Cliff Taylor: Brexit can go one of three ways for Ireland
Political stakes are high as Varadkar seeks to avoid no-deal Brexit while keeping the backstop
The waiting game, as the UK tries to decide where to go next on Brexit, is set to overshadow Irish politics in the weeks ahead and is likely to slow parts of the economy for a period as many businesses and consumers “wait and see”.
Nor will Tuesday’s vote in the House of Commons – assuming it does go ahead – be the end of it, with intense speculation about what would happen if the deal is defeated, but no clarity.
The problem in terms of planning – for the Government and for businesses – is the huge range of possible outcomes.
The Cabinet is considering a range of sectoral papers on how to cope with a “no-deal” exit, the most disruptive outcome from the Irish viewpoint where the UK leaves with no withdrawal agreement signed.
Meanwhile, businesses are now spending significant sums on contingency plans. Other investment and hiring is slowing – according to sources – as everyone waits to see what happens.
For Ireland, the short-term outcomes now fall into three boxes.
In the first, the withdrawal agreement is – after a defeat on Tuesday – eventually voted through the House of Commons. This would remove the threat of the UK crashing out next March and all the trading rules and regulations changing overnight.
The second box is the no-deal, seen now as a bit less likely by some analysts as it’s clearly opposed by a majority in the House of Commons and the EU does not want it either.
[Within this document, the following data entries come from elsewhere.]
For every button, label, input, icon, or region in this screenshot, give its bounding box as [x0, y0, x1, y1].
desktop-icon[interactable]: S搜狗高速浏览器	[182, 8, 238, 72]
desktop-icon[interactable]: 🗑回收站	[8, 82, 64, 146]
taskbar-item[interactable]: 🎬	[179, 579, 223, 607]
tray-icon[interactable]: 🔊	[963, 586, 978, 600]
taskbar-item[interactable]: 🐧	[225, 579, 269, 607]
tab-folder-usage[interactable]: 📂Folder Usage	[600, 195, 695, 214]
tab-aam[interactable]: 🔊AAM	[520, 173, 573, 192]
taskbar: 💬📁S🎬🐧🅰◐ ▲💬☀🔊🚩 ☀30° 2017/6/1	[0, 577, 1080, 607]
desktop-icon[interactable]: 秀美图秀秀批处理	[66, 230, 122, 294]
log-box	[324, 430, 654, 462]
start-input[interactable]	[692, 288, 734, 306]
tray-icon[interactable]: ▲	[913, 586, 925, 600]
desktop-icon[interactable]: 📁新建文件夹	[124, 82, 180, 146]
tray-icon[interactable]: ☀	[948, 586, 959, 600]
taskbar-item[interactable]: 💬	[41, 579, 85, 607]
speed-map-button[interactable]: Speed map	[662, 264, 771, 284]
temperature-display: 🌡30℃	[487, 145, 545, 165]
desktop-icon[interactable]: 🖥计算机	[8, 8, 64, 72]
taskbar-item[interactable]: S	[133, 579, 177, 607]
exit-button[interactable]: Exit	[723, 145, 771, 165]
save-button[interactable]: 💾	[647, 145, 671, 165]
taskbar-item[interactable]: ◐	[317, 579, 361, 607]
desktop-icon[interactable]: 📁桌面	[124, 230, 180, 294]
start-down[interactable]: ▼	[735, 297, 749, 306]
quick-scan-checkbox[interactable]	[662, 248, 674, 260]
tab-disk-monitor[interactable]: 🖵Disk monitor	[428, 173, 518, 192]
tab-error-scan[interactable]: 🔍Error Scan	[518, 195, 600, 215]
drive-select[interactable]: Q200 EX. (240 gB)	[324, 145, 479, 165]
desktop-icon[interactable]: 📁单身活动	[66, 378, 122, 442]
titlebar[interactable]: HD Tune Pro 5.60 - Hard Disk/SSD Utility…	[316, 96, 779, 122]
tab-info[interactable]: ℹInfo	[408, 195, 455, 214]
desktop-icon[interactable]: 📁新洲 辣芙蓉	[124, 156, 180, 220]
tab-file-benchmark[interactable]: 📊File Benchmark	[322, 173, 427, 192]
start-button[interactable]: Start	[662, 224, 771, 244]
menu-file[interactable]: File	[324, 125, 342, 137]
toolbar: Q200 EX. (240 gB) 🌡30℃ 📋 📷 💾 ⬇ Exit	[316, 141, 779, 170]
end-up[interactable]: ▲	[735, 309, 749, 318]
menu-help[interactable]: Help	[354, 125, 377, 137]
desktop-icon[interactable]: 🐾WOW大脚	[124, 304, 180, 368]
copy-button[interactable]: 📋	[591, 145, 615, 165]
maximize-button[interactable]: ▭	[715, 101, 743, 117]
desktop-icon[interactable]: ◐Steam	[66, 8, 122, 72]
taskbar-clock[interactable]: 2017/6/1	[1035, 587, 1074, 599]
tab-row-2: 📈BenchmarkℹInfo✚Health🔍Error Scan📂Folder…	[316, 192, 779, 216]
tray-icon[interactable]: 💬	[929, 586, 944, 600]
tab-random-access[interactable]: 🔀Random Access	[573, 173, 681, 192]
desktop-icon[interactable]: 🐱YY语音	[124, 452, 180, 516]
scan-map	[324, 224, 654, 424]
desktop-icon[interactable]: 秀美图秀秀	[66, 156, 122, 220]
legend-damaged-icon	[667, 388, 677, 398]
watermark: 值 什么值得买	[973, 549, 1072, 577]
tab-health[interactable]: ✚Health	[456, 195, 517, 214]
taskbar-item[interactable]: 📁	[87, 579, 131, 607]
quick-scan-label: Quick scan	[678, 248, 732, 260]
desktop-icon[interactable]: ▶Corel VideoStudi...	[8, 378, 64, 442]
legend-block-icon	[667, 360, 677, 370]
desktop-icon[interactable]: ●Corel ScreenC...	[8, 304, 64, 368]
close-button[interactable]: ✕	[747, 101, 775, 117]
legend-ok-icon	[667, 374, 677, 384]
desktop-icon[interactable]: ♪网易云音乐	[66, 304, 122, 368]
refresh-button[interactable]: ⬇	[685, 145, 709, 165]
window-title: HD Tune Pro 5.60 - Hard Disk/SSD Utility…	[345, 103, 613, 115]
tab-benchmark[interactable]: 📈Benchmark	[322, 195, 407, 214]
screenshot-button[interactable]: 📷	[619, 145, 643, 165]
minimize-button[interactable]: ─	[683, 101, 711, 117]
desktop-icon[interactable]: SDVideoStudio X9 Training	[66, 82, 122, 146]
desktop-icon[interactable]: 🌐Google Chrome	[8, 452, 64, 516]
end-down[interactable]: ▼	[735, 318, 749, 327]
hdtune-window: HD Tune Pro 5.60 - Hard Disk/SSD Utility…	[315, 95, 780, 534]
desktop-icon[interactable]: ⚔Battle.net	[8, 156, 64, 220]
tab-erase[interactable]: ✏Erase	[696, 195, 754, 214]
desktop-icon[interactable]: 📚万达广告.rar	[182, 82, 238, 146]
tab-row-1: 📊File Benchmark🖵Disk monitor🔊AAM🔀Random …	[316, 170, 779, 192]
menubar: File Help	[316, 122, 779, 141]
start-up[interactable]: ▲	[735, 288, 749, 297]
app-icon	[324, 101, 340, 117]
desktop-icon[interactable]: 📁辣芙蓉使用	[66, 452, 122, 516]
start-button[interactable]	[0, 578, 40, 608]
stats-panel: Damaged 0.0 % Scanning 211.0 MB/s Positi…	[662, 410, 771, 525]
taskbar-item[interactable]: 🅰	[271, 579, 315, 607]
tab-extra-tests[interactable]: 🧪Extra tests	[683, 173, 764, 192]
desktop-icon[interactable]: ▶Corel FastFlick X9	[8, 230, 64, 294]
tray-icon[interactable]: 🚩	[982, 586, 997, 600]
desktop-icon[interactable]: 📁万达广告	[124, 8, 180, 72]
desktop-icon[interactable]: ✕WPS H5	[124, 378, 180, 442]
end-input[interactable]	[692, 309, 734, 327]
However, it is still the default option; it is what will happen at the end of March unless something is done to stop it.
As Fianna Fáil ramps up its criticism of the Government’s no-deal planning, the political stakes are clear. All the parties have supported the backstop strategy. Nonetheless, the party in power always gets the blame when things go wrong. And of course if it all works out, then the Taoiseach will claim a political success.
The third box is where there is a delay in the UK’s exit. There has been intense speculation that the two sides will push out the UK’s exit date under Article 50 until the summer – perhaps to late June or early July. All 27 of the remaining EU states would have to agree and, while a second referendum would justify an extension, the rest of the EU will be loath to allow it just so the UK can continue its House of Commons arguments.
As the politics plays out in the UK, the backstop – the legal guarantee that no hard border will be needed in Ireland – will remain firmly in focus. Suggestions emerging from the House of Commons that an end date be put on any application of the backstop (one proposed amendment to Tuesday’s vote suggests this be fixed to the end of 2022) would be opposed in Dublin as rendering the backstop useless. So far, sources say there is no sign of pressure from the rest of the EU on Ireland over the issue.
Even if the withdrawal agreement is eventually passed, the backstop issue will not go away. The kind of trade deal which, to date, the UK has suggested it wants, would not on its own solve the Irish Border issue. And the UK could use the EU’s assurances of doing everything possible to avoid the backstop – including examining new bureaucratic procedures and technology – to try to push the point as far as possible.
The Irish side is content, however, that the legally binding withdrawal agreement remains in place, with its commitment to guaranteeing the backstop “unless and until” it is no longer needed.
For now, success for Ireland requires avoiding a no-deal Brexit and keeping the backstop in place. Whether both can be achieved will become clear in the weeks ahead.